4 An Illustrative Example

Assuming that assembly products’ lifetime is an exponential distribution, \( \theta = 2 , 0 0 0 {\text{h,}} \) temperature as the accelerated stress, the step-down stress accelerated test can be considered as reliability growth test, which the first step data T1, that is the highest stress which is called the initial value of growth test, can be ascertained based on RET. This paper assumes that T1 = 85 °C, when there exists only one failure, the test will be turned to the next temperature ladder, we take 2.5 °C as a ladder. Based on the above conditions, the simulation failure data is listed in Table 1.

Table 1 The cumulative failure data of assemblies

Based on the Eqs. (4) and (5), the MLE \( {\hat{a}} \) and \( {\hat{b}} \) can be computed, then we can count the instantaneous MTBFi respectively from the highest stress condition 85 °C to accelerated stress condition 35, 40, 45, 50 °C, which are listed in Table 2.

Table 2 The MTBF of the different temperatures

From the Table 2 we can get, when the highest stress growths to the different stress, the difference of each parameter is small.

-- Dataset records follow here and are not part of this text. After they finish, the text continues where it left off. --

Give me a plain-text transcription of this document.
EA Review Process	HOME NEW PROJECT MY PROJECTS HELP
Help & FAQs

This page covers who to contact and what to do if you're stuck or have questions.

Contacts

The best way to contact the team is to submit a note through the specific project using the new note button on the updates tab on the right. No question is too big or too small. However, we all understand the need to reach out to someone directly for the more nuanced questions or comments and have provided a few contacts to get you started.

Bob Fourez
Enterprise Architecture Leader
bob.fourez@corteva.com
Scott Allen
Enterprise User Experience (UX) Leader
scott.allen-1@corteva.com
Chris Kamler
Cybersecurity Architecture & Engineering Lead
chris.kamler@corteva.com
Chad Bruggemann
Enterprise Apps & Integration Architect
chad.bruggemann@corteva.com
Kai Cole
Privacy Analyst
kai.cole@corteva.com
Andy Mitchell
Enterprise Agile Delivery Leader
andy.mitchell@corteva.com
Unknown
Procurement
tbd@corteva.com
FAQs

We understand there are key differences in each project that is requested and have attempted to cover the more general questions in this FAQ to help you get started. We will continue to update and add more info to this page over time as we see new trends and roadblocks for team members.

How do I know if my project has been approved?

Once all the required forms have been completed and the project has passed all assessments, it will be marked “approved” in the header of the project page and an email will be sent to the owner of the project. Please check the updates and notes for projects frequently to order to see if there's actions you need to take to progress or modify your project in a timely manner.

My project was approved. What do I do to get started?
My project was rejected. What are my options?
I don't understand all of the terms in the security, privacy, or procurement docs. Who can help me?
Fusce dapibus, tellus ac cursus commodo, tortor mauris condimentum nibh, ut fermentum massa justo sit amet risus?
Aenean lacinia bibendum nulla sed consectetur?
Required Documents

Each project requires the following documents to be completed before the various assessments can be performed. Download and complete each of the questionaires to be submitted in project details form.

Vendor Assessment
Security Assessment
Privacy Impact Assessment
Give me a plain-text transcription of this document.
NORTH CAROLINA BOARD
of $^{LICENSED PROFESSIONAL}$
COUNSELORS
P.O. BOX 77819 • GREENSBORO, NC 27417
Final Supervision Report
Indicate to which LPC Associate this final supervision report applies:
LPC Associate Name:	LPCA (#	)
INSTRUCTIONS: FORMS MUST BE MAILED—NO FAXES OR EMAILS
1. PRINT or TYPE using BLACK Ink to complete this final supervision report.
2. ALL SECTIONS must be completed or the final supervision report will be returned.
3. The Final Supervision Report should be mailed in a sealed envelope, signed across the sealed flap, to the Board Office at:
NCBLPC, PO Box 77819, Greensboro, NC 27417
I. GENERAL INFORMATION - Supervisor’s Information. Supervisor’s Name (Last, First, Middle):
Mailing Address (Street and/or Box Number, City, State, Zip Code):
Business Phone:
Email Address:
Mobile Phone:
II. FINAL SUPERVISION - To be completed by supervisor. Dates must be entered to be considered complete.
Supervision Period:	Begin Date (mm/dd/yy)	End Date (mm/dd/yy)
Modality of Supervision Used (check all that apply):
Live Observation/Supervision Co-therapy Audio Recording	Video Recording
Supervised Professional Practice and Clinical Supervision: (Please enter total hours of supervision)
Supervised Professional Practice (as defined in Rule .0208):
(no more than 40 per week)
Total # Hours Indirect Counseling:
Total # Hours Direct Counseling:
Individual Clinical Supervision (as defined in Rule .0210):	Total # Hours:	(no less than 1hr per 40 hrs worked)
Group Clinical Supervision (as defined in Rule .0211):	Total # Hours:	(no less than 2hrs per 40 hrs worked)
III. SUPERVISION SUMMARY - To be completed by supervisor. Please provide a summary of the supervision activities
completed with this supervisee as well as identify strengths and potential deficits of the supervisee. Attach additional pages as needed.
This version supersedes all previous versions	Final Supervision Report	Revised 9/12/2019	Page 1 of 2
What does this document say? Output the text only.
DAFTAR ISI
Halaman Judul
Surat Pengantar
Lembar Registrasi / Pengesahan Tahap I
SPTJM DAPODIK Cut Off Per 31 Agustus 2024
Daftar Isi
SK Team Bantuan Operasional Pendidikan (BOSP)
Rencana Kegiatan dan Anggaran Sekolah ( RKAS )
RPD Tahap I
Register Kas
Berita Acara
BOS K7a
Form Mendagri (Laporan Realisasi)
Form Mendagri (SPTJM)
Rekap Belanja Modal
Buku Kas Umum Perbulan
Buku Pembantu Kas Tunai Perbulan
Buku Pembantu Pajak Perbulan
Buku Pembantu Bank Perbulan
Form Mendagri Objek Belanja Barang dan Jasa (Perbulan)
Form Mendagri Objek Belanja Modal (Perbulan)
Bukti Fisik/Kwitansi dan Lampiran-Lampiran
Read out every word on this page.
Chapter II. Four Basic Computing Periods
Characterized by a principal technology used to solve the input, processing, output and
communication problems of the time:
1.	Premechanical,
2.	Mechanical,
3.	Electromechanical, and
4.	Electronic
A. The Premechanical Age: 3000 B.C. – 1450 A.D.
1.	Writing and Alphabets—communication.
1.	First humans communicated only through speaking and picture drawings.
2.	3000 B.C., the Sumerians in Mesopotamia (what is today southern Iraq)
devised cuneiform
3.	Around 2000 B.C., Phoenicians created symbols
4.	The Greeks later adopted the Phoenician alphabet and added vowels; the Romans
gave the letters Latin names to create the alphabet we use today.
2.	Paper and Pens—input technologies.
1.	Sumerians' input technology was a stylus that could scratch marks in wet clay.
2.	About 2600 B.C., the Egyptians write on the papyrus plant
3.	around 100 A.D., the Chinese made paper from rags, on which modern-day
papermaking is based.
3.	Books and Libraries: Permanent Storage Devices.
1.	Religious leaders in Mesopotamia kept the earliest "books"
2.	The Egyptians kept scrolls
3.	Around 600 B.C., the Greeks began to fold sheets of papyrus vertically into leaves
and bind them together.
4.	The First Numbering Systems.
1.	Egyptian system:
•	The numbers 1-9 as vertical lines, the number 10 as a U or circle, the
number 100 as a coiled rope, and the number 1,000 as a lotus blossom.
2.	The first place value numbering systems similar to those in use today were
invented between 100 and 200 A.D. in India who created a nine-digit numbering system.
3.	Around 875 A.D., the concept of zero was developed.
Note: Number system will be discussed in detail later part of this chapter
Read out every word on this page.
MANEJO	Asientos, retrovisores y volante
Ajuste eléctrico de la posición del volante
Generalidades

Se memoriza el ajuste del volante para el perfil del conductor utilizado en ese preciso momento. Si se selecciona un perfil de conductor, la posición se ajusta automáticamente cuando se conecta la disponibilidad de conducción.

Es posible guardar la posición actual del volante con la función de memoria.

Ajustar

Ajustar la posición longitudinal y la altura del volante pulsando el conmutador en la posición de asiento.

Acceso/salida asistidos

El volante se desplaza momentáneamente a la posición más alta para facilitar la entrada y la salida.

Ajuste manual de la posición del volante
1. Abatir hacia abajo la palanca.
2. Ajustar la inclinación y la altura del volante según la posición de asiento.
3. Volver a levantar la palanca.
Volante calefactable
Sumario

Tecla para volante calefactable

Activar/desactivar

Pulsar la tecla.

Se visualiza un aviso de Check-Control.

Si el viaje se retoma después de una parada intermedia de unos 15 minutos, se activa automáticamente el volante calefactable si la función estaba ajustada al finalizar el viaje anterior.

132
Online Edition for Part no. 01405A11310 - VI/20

Thus it illustrates that the growth rate is considered as constant in the step-down stress reliability growth test, that is, we use the thought of reliability growth to carry out the step-down stress accelerated storage test is feasible.

Based on the Table 2, the relation between the instantaneous MTBFi under accelerated stress and corresponding accelerated stress is shown in the Fig. 1.

Fig. 1
figure 1

The fitting chart between life and stress

Based on the Eq. (8), the LSE of d, e can be obtained, that is, \( {\hat{\text{d}}} = - 36.85,{\hat{\text{e}}} = 13250. \) Then the storage lifetime under normal stress can be extrapolated.

$$ \theta_{0} = \exp ( - 36.85 + 13250/(273 + 25)) = 1998.2{\text{h}} $$
(9)

The result is nearly the same with real MTBF 2000 h of the assembly products.

5 Conclusion

This paper presents a method which uses the reliability growth model in the step-down stress accelerated storage test, which avoids the trouble of data conversion. Then we compute an example, the result of parameter estimation illustrates that, when the highest stress growths to different stress, the growth rate is constant, which correspond with the thought of reliability growth. Finally, the storage lifetime of the assembly products can be obtained by accelerated model, which is nearly the same with real MTBF. Thus it provides a new evaluation method for step-down accelerated storage test.